Grace felt the words pressing against her teeth. Wanting to be free. But she knew it wouldn’t solve anything.

She felt like something inside her was on the verge of breaking. “Please,” she whispered. “I just want to be alone.”

“I know, but you need to let it all out first. You can’t keep feelings this big bottled up.”

She felt some of her control fissure at his continued insistence. Why couldn’t he see that she was about to break and was embarrassed that he was going to witness one of her lowest moments, again. But he kept watching her, with those knowing golden eyes. And finally she couldn’t take it anymore.

“Fine!” She sprang up and pushed him back a step. “I’m pissed at you. You came into my life and turned it upside down. And now everything I’ve been working for, for years, is down the drain! It was all for nothing. I’m going to be nothing.”

“Good, that’s good.”

Grace pressed the heels of her hands to her eyes, trying to keep the burn of tears at bay. “Good? You’re glad that I feel like total crap?”

“I’m glad that you’re admitting that you feel like crap.”
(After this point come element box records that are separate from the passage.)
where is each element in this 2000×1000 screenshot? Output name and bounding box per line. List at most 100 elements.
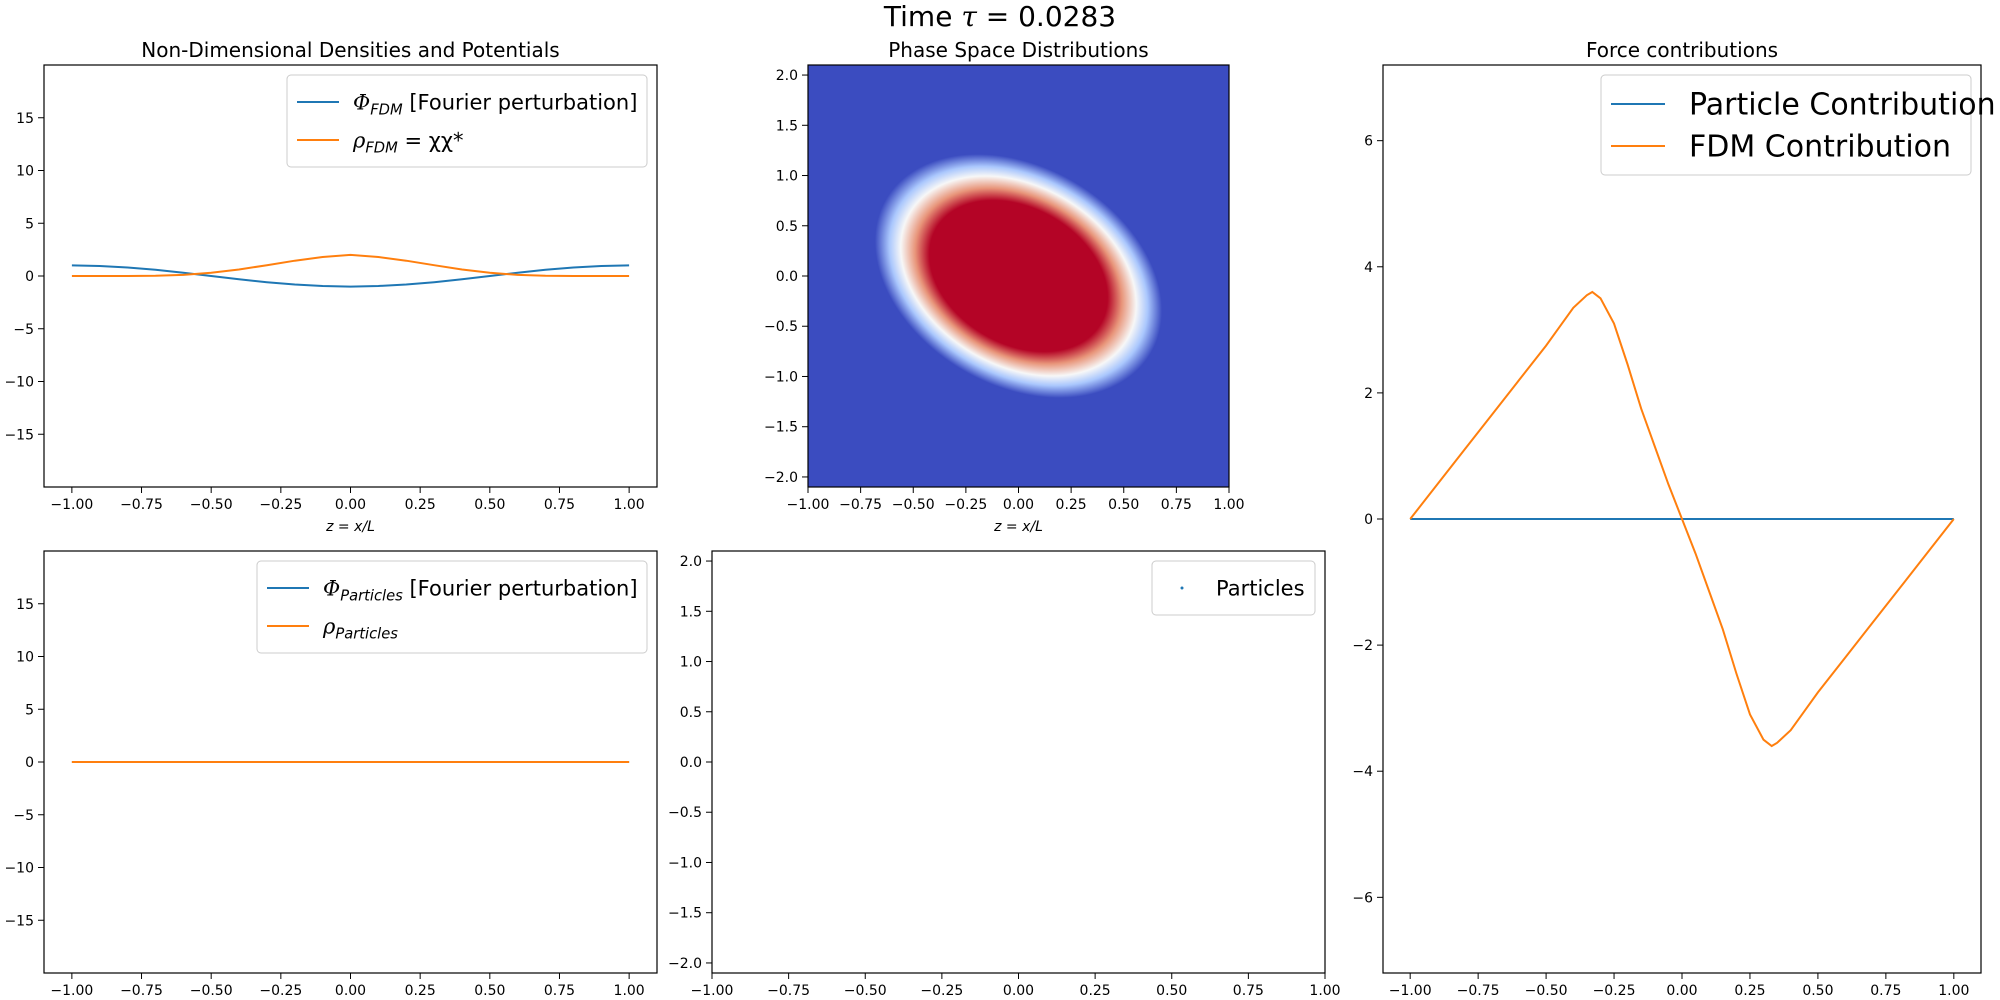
x-tick-label: −1.00 <box>691 983 734 999</box>
legend-label: ρParticles <box>322 614 398 642</box>
legend-subscript: Particles <box>335 625 398 642</box>
x-tick-label: 0.25 <box>405 983 436 999</box>
y-tick-label: 10 <box>16 164 34 180</box>
x-tick-label: 0.50 <box>474 497 505 513</box>
x-tick-label: −0.50 <box>190 983 233 999</box>
legend-label: ΦParticles [Fourier perturbation] <box>323 576 638 604</box>
particles-phase-axes: −1.00 −0.75 −0.50 −0.25 0.00 0.25 0.50 0.75 1.00… <box>668 550 1341 999</box>
x-axis-label: z = x/L <box>993 519 1043 535</box>
x-tick-label: −0.50 <box>844 983 887 999</box>
x-axis-label: z = x/L <box>325 519 375 535</box>
legend-label: ΦFDM [Fourier perturbation] <box>353 90 637 118</box>
y-tick-label: −2 <box>1352 638 1373 654</box>
y-tick-label: −2.0 <box>668 956 702 972</box>
x-tick-label: 0.00 <box>1003 497 1034 513</box>
suptitle-value: = 0.0283 <box>976 0 1117 33</box>
x-tick-label: 0.75 <box>1233 983 1264 999</box>
axes-frame <box>43 550 658 974</box>
y-tick-label: 15 <box>16 111 34 127</box>
x-tick-label: 0.75 <box>544 983 575 999</box>
legend-marker <box>1180 586 1184 590</box>
y-tick-label: 10 <box>16 650 34 666</box>
y-tick-label: −15 <box>4 427 34 443</box>
x-tick-label: 1.00 <box>1938 983 1969 999</box>
x-tick-label: −1.00 <box>787 497 830 513</box>
x-tick-label: 0.00 <box>1003 983 1034 999</box>
y-tick-label: 2 <box>1364 386 1373 402</box>
x-tick-label: −0.50 <box>892 497 935 513</box>
x-tick-label: −0.75 <box>839 497 882 513</box>
y-tick-label: −1.0 <box>668 855 702 871</box>
y-tick-label: −5 <box>13 808 34 824</box>
x-tick-label: −0.75 <box>1457 983 1500 999</box>
axes-frame <box>711 550 1326 974</box>
legend-subscript: FDM <box>370 101 403 118</box>
x-tick-label: −1.00 <box>1389 983 1432 999</box>
x-tick-label: 0.00 <box>335 983 366 999</box>
x-tick-label: −0.75 <box>120 497 163 513</box>
x-tick-label: 0.25 <box>1056 497 1087 513</box>
legend-label: Particle Contribution <box>1689 88 1996 123</box>
x-tick-label: −0.25 <box>259 983 302 999</box>
y-tick-label: 1.5 <box>680 604 702 620</box>
y-tick-label: 2.0 <box>776 68 798 84</box>
x-tick-label: 1.00 <box>1213 497 1244 513</box>
phase-space-fdm-axes: −1.00 −0.75 −0.50 −0.25 0.00 0.25 0.50 0.75 1.00… <box>764 38 1245 535</box>
axes-title: Non-Dimensional Densities and Potentials <box>141 38 559 62</box>
axes-frame <box>43 64 658 488</box>
x-tick-label: −1.00 <box>50 497 93 513</box>
legend-symbol: Φ <box>353 90 370 114</box>
y-tick-label: 0.5 <box>776 219 798 235</box>
x-tick-label: 1.00 <box>614 497 645 513</box>
legend-rest: = χχ* <box>398 128 464 152</box>
x-tick-label: −0.25 <box>944 497 987 513</box>
x-tick-label: −0.50 <box>190 497 233 513</box>
phase-space-blob <box>874 154 1163 398</box>
legend-rest: [Fourier perturbation] <box>403 90 638 114</box>
x-tick-label: 0.75 <box>544 497 575 513</box>
legend-label: Particles <box>1216 576 1305 600</box>
y-tick-label: 0.0 <box>776 269 798 285</box>
y-tick-label: 0 <box>1364 512 1373 528</box>
y-tick-label: −4 <box>1352 764 1373 780</box>
legend-label: FDM Contribution <box>1689 130 1951 165</box>
x-tick-label: 0.25 <box>405 497 436 513</box>
y-tick-label: −10 <box>4 861 34 877</box>
x-tick-label: −0.50 <box>1525 983 1568 999</box>
legend-label: ρFDM = χχ* <box>352 128 464 156</box>
axes-title: Force contributions <box>1586 38 1778 62</box>
y-tick-label: −0.5 <box>764 319 798 335</box>
x-tick-label: 1.00 <box>1309 983 1340 999</box>
legend-subscript: Particles <box>340 587 403 604</box>
suptitle-prefix: Time <box>883 0 962 33</box>
y-tick-label: −2.0 <box>764 470 798 486</box>
series-line-0 <box>71 264 630 288</box>
legend-symbol: Φ <box>323 576 340 600</box>
y-tick-label: −6 <box>1352 890 1373 906</box>
x-tick-label: 0.50 <box>1156 983 1187 999</box>
legend-subscript: FDM <box>365 139 398 156</box>
y-tick-label: −15 <box>4 913 34 929</box>
x-tick-label: 0.75 <box>1870 983 1901 999</box>
y-tick-label: −1.0 <box>764 369 798 385</box>
x-tick-label: 0.00 <box>1666 983 1697 999</box>
y-tick-label: 0.5 <box>680 705 702 721</box>
x-tick-label: 0.50 <box>1108 497 1139 513</box>
axes-frame <box>1382 64 1982 974</box>
legend-symbol: ρ <box>352 128 366 152</box>
axes-title: Phase Space Distributions <box>888 38 1148 62</box>
axes-frame <box>807 64 1230 488</box>
x-tick-label: −0.25 <box>920 983 963 999</box>
y-tick-label: 0 <box>25 269 34 285</box>
x-tick-label: 0.50 <box>1802 983 1833 999</box>
particle-densities-axes: −1.00 −0.75 −0.50 −0.25 0.00 0.25 0.50 0.75 1.00… <box>4 550 658 999</box>
figure-suptitle: Time τ = 0.0283 <box>0 0 2000 34</box>
y-tick-label: 0.0 <box>680 755 702 771</box>
series-line-1 <box>1409 290 1955 748</box>
x-tick-label: 0.00 <box>335 497 366 513</box>
y-tick-label: −10 <box>4 375 34 391</box>
legend-box <box>1600 74 1972 176</box>
legend-box <box>286 74 648 168</box>
x-tick-label: −0.25 <box>1593 983 1636 999</box>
“Just leave me alone.” She dropped into the chair again, all the more exhausted from the burst of anger. “You’re going to leave eventually anyway, so why not just get a head start now?”

“Grace, I don’t—”

“Just go, okay? You said you’d go.”

Hae lingered, clearly torn. And Grace just let her head fall into her arms on the desk. A signal that she was done talking.

“You told me that I’m not nothing even if I lost my initial purpose,” Hae said. “How come you can say that to me and not to yourself?”

Then he left her stewing in the emotions that she could no longer seal tightly away.

How dare he force her to feel these things?

This wasn’t how she lived her life. She was a meticulous planner—she anticipated problems. And never, ever failed. Because she was her mother’s daughter, and failure wasn’t an option for them.

Except, you’re nothing like her. It’s all been an act. You’re a total fake.

She shook her head, rejecting the voice, but it kept buzzing in her ear. Telling her that anything she had succeeded in up to this point was probably because of Halmeoni. She’d always helped Grace study and kept the house running. It hadn’t even been a year, and everything was falling apart.

You’re a disappointment.

“Shut up!” she spat to the voice in her head, grabbing her phone from the nightstand.

But there was no one to call. No way to fix this.

She noticed a little red notification on her messages and opened the text from Teens.

Scratching Post. 8:00PM.

“Screw it,” Grace said, rushing out.